ISIS HAS BEEN OUSTED from the Christian towns and villages on the Nineveh Plains in northern Iraq, but Syriac-Orthodox Archbishop Timotheus Musa Al Shamani is worried about the lack of security.
“Without security and jobs no Christian will stay in Iraq,” stressed the head of the Diocese of Saint Archbishop Al Shamani urged that “an international peace-keeping force be stationed on the Nineveh Plains. We want a guarantee that our freedom and our security will be upheld.”
The archbishop believes that the United States has a special responsibility for the security of Christians. “All our politicians follow America,” he explains. Yet, he remains skeptical about the announcements made by the present US government that it will be sending relief funds directly to the Christians rather than through the UN. “We hear a lot of speeches from President Trump. But we want to see action,” the archbishop said.

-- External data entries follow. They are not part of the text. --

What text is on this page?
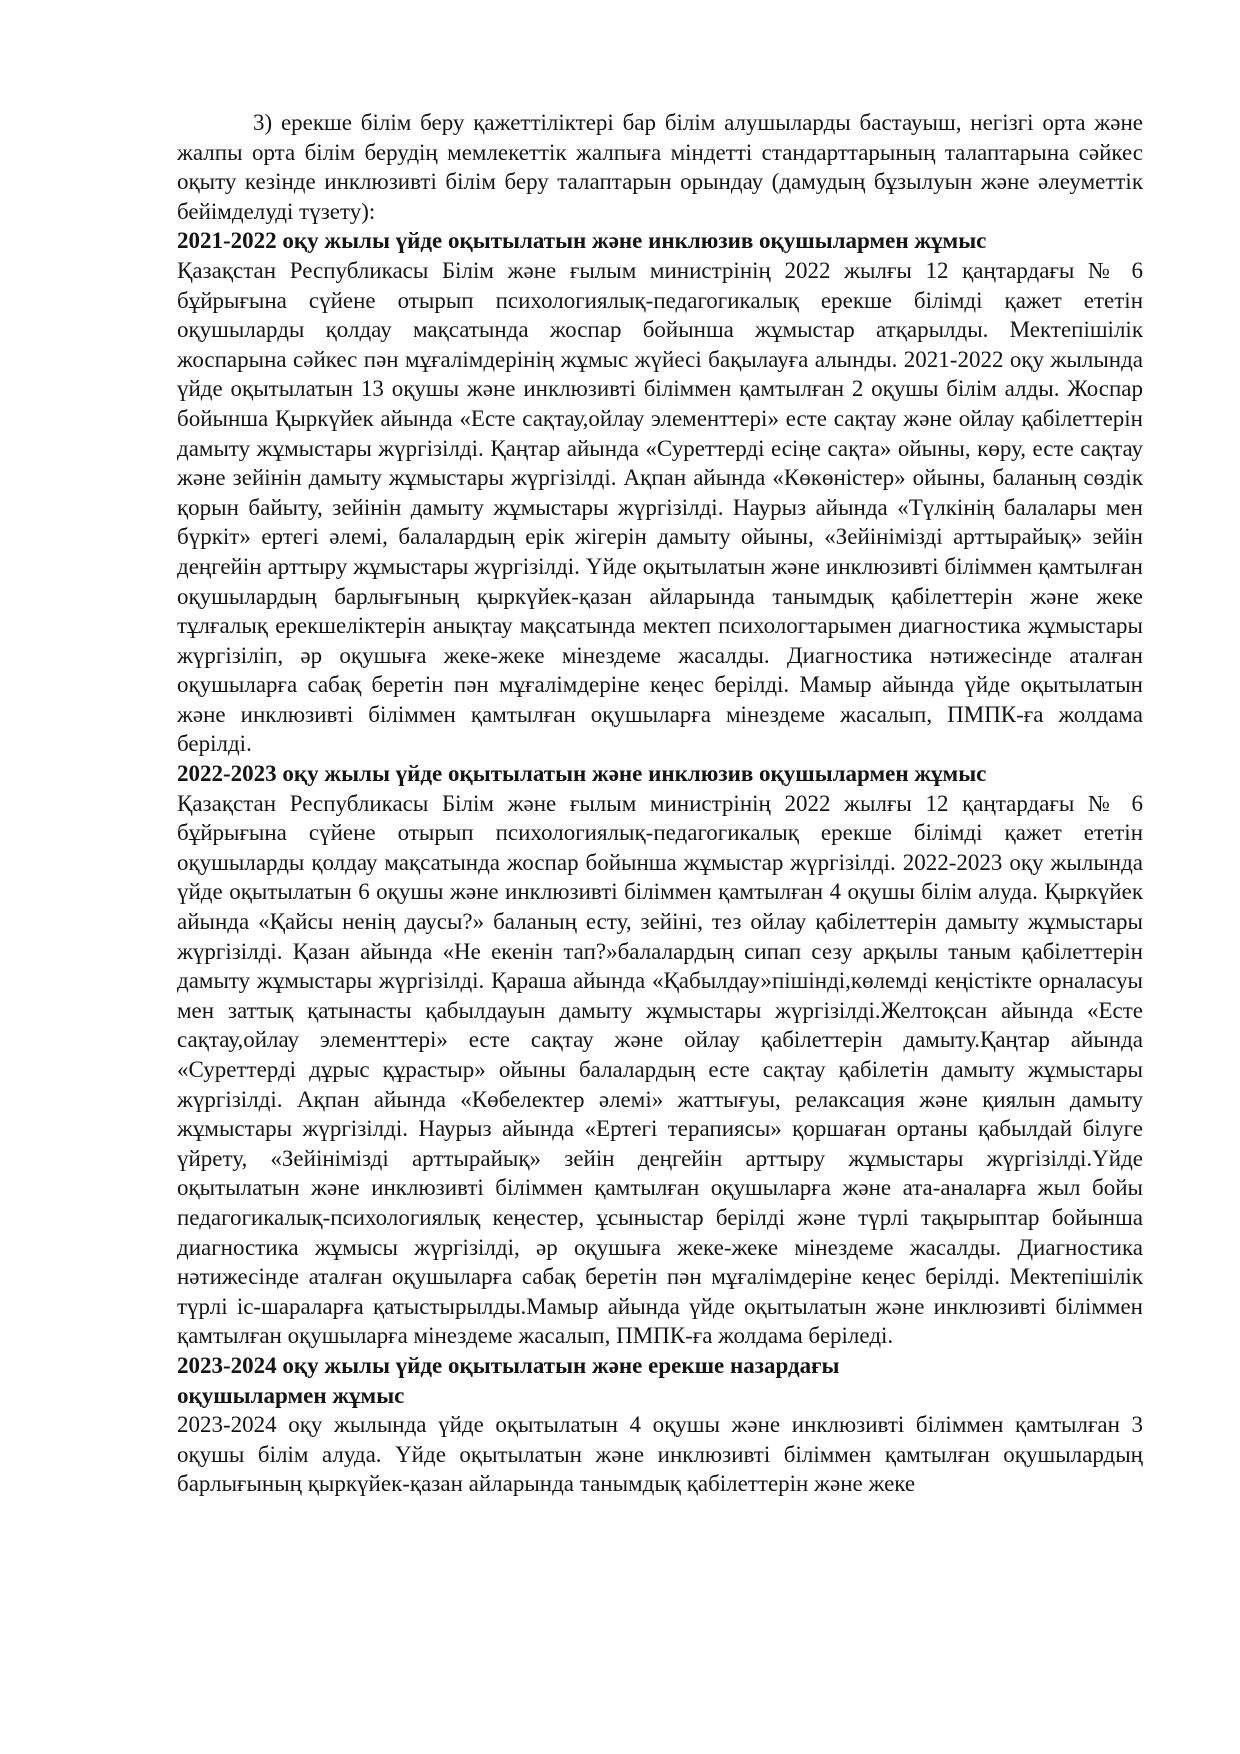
3) ерекше білім беру қажеттіліктері бар білім алушыларды бастауыш, негізгі орта және жалпы орта білім берудің мемлекеттік жалпыға міндетті стандарттарының талаптарына сәйкес оқыту кезінде инклюзивті білім беру талаптарын орындау (дамудың бұзылуын және әлеуметтік бейімделуді түзету):

2021-2022 оқу жылы үйде оқытылатын және инклюзив оқушылармен жұмыс

Қазақстан Республикасы Білім және ғылым министрінің 2022 жылғы 12 қаңтардағы № 6 бұйрығына сүйене отырып психологиялық-педагогикалық ерекше білімді қажет ететін оқушыларды қолдау мақсатында жоспар бойынша жұмыстар атқарылды. Мектепішілік жоспарына сәйкес пән мұғалімдерінің жұмыс жүйесі бақылауға алынды. 2021-2022 оқу жылында үйде оқытылатын 13 оқушы және инклюзивті біліммен қамтылған 2 оқушы білім алды. Жоспар бойынша Қыркүйек айында «Есте сақтау,ойлау элементтері» есте сақтау және ойлау қабілеттерін дамыту жұмыстары жүргізілді. Қаңтар айында «Суреттерді есіңе сақта» ойыны, көру, есте сақтау және зейінін дамыту жұмыстары жүргізілді. Ақпан айында «Көкөністер» ойыны, баланың сөздік қорын байыту, зейінін дамыту жұмыстары жүргізілді. Наурыз айында «Түлкінің балалары мен бүркіт» ертегі әлемі, балалардың ерік жігерін дамыту ойыны, «Зейінімізді арттырайық» зейін деңгейін арттыру жұмыстары жүргізілді. Үйде оқытылатын және инклюзивті біліммен қамтылған оқушылардың барлығының қыркүйек-қазан айларында танымдық қабілеттерін және жеке тұлғалық ерекшеліктерін анықтау мақсатында мектеп психологтарымен диагностика жұмыстары жүргізіліп, әр оқушыға жеке-жеке мінездеме жасалды. Диагностика нәтижесінде аталған оқушыларға сабақ беретін пән мұғалімдеріне кеңес берілді. Мамыр айында үйде оқытылатын және инклюзивті біліммен қамтылған оқушыларға мінездеме жасалып, ПМПК-ға жолдама берілді.

2022-2023 оқу жылы үйде оқытылатын және инклюзив оқушылармен жұмыс

Қазақстан Республикасы Білім және ғылым министрінің 2022 жылғы 12 қаңтардағы № 6 бұйрығына сүйене отырып психологиялық-педагогикалық ерекше білімді қажет ететін оқушыларды қолдау мақсатында жоспар бойынша жұмыстар жүргізілді. 2022-2023 оқу жылында үйде оқытылатын 6 оқушы және инклюзивті біліммен қамтылған 4 оқушы білім алуда. Қыркүйек айында «Қайсы ненің даусы?» баланың есту, зейіні, тез ойлау қабілеттерін дамыту жұмыстары жүргізілді. Қазан айында «Не екенін тап?»балалардың сипап сезу арқылы таным қабілеттерін дамыту жұмыстары жүргізілді. Қараша айында «Қабылдау»пішінді,көлемді кеңістікте орналасуы мен заттық қатынасты қабылдауын дамыту жұмыстары жүргізілді.Желтоқсан айында «Есте сақтау,ойлау элементтері» есте сақтау және ойлау қабілеттерін дамыту.Қаңтар айында «Суреттерді дұрыс құрастыр» ойыны балалардың есте сақтау қабілетін дамыту жұмыстары жүргізілді. Ақпан айында «Көбелектер әлемі» жаттығуы, релаксация және қиялын дамыту жұмыстары жүргізілді. Наурыз айында «Ертегі терапиясы» қоршаған ортаны қабылдай білуге үйрету, «Зейінімізді арттырайық» зейін деңгейін арттыру жұмыстары жүргізілді.Үйде оқытылатын және инклюзивті біліммен қамтылған оқушыларға және ата-аналарға жыл бойы педагогикалық-психологиялық кеңестер, ұсыныстар берілді және түрлі тақырыптар бойынша диагностика жұмысы жүргізілді, әр оқушыға жеке-жеке мінездеме жасалды. Диагностика нәтижесінде аталған оқушыларға сабақ беретін пән мұғалімдеріне кеңес берілді. Мектепішілік түрлі іс-шараларға қатыстырылды.Мамыр айында үйде оқытылатын және инклюзивті біліммен қамтылған оқушыларға мінездеме жасалып, ПМПК-ға жолдама беріледі.

2023-2024 оқу жылы үйде оқытылатын және ерекше назардағы оқушылармен жұмыс

2023-2024 оқу жылында үйде оқытылатын 4 оқушы және инклюзивті біліммен қамтылған 3 оқушы білім алуда. Үйде оқытылатын және инклюзивті біліммен қамтылған оқушылардың барлығының қыркүйек-қазан айларында танымдық қабілеттерін және жеке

The prelate fears a return of radical Islamic groups. “We suspect that a group similar to ISIS will evolve in future, whatever it may call itself.”
On Aug. 6, 2014, the ISIS conquered the Christian heartland near the northern Iraqi metropolis of Mosul. About 120,000 Christians had to flee. Many of them spent years as internal refugees in Iraq or fled abroad. Iraqi government troops and their allies managed to re-take the areas occupied by ISIS, and since then tens of thousands of Christians have returned to their heavily damaged homes.
Alongside other faith-based agencies, Aid to the Church in Need (ACN) is supporting the rebuilding of Christian life on the Nineveh Plains in a major way. Archbishop Al Shamani said: “Without the help of church organizations such as ACN we Christians would not have survived here.”
The Chaldean Catholic archbishop of Erbil, in Kurdish Iraq, Most Rev. Bashar Warda, also highlighted the support given by ACN. His diocese hosted and cared for the great majority of the Christian internal refugees from the Nineveh Plains. With a view to the reconstruction work on the Nineveh Plains, the Archbishop stressed the importance of making rapid progress, saying: “This summer is very critical for us. We must make every effort to rebuild these villages. The Iraqi government has already told us that it has no money and will not be helping us.”
The archbishop was optimistic about the financial assurances from the US Government. He admitted that no money had been forthcoming to date, but added: “I’m firmly convinced that the US intends to help us. It’s the first time an American government has acknowledged that the people here are being persecuted on account of their faith.”
Archbishop Warda also stressed the role of Christians in the societies of the Middle East. “The whole of the Middle East is being convulsed by violence, corruption and political upheaval. It is blighted by sin. It is Jesus who forgives these sins and heals the wounds. Who can give this restless and corrupt region Jesus other than the Christians? We are therefore not only Christians—but also disciples of forgiveness and love.”
ACN has provided more than $8M toward the rebuilding of the Christian communities liberated from ISIS occupation. To-date, 45 percent of the families driven out have returned and 35 percent of the houses damaged and destroyed have been made habitable again. Even a number of churches damaged by the ISIS have been restored.
ACN began its major support of Iraqi Christians in 2014, when the Christian refugee crisis in Iraq erupted; ACN also provided funds for housing and schools as well as for food and medical supplies for the internally displaced faithful. All this was done within the framework of one of the largest single relief efforts in ACN’s history. In total, ACN has supported the Christians in Iraq with $40M-plus since 2011.